11 Nov Frankfurt Notes – Perception Study: plea for an event-related use
Companies and their IR officers have been able to satisfy investors’ hunger for information well in the last two years with the help of virtual conference and roadshow formats – and probably even much better than seemed realistic at the beginning of 2020. Personal relationships, on the other hand, can hardly be cultivated where physical meetings are impossible and no informal encounters take place during conference breaks or at the hotel bar in the evening. So what does this long phase of virtual speed dating mean in terms of the level of knowledge IR managers have about “their” investors?
One thing is certain: keeping an eye on the share register and regular shareholder IDs help to keep track of changes in the shareholder structure. Individual service providers with low entry prices make this affordable even for smaller public limited companies. What is missing, however, is that there is hardly any room in the virtual cosmos for substantive feedback on corporate strategy and development that goes beyond mere buy and sell signals.

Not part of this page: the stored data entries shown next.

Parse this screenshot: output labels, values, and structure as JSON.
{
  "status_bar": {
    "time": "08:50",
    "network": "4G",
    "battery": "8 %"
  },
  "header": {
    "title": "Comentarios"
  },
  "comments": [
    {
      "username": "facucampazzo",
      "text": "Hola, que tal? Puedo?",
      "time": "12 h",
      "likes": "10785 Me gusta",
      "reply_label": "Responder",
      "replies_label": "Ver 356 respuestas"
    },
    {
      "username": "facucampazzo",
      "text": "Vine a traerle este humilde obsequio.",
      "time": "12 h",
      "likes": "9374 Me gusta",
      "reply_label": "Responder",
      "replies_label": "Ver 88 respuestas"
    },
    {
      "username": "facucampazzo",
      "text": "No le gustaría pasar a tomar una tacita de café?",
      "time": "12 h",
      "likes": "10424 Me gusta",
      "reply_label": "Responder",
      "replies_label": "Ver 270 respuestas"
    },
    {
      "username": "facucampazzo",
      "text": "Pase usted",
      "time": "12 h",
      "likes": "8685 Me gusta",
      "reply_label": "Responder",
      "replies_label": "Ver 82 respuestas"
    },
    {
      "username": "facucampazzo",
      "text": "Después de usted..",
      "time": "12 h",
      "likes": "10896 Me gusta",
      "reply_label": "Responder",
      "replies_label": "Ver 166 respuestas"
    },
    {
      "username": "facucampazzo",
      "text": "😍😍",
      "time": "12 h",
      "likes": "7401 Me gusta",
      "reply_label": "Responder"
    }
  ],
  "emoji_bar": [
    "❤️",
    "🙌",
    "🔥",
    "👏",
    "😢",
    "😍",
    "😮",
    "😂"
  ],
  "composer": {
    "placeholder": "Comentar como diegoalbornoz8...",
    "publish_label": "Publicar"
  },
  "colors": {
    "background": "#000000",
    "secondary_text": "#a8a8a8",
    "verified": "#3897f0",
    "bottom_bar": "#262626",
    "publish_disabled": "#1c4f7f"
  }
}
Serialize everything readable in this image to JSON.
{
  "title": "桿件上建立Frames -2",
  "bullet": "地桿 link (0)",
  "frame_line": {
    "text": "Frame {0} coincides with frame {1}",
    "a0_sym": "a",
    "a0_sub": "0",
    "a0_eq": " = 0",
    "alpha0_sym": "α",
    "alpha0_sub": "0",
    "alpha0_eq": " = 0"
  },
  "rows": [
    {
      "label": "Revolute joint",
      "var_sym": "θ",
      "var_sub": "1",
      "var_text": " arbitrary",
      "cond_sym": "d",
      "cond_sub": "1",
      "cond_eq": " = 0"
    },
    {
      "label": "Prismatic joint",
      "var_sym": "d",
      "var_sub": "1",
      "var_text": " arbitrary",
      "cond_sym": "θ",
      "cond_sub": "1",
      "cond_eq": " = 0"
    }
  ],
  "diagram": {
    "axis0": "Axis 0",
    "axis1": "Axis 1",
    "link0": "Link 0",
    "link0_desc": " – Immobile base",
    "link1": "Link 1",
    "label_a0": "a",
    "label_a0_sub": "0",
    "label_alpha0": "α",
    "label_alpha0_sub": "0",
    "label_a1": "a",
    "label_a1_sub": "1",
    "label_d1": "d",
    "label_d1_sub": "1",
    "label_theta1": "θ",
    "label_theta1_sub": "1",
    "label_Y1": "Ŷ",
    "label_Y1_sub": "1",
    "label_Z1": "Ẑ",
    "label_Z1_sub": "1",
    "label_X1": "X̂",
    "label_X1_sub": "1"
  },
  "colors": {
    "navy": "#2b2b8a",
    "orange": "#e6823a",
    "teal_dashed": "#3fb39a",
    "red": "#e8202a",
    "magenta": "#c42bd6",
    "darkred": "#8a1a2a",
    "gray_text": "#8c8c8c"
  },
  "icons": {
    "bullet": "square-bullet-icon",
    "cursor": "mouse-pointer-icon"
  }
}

This applies to the casually expressed hint that a certain measure has been particularly good or perhaps less clever, as well as to the argument why.
This space for exchange is created by perception study, i.e. the structured questioning of stakeholders on corporate development and strategy as well as on the people involved. Five theses on what matters from our point of view:
Contexts instead of opinion research. Do not succumb to the attempt to randomly survey as many people as possible. For conclusions that are relevant to action, meaningful, multifaceted arguments are more important than the percentage-point-accurate representation of a population. Let current shareholders as well as more critical investors and analysts have their say. A good dozen participants is enough.
Tailor-made questions instead of off-the-shelf question lists. In a well-prepared perception study, open questions and points with a very specific reference to the company are mixed together. These specific points must be hit precisely, because they determine the significance of the results. The preparation of the question list requires knowledge of your equity story and possible points of attack – and thus a deep understanding of your company and the capital marketa. The question list keeps in mind that the patience of the participants and the quality of the answers usually dwindle after three quarters of an hour.
Facts, facts, pictures. Associative questions often yield additional insights, as otherwise hidden assessments come to light. Your company as a car, animal or chocolate bar? A Dacia Logan, a dolphin or a Lindt chocolate can express the unspoken. These illustrative results are often particularly valuable for the subsequent discussion with management.
Occasion-related instead of pure routine. Don’t ask questions out of a calendar routine, but when it matters: before a strategy cycle or investor day, when taking stock for a new board member, or when the stock is in a prolonged slump. This helps you more and at the same time increases the willingness of your participants to answer in detail and openly. Many investors will already appreciate your willingness to question them at key milestones and to incorporate the results into the company’s deliberations.
Draw the right conclusions. In our opinion, the successful evaluation of a perception study depends on two decisive factors: the willingness to look closely and also to pick up on the surprising and critical, and the ability to condense the results into 3 or 4 core messages and derived recommendations for action.
In our view, these five steps can achieve a lot with limited time and resources: New insights into the views of key stakeholders can be gained. Management and IR heads can be provided with data-based proposals for action. With just a few targeted measures, your perception on the capital market can be substantially improved.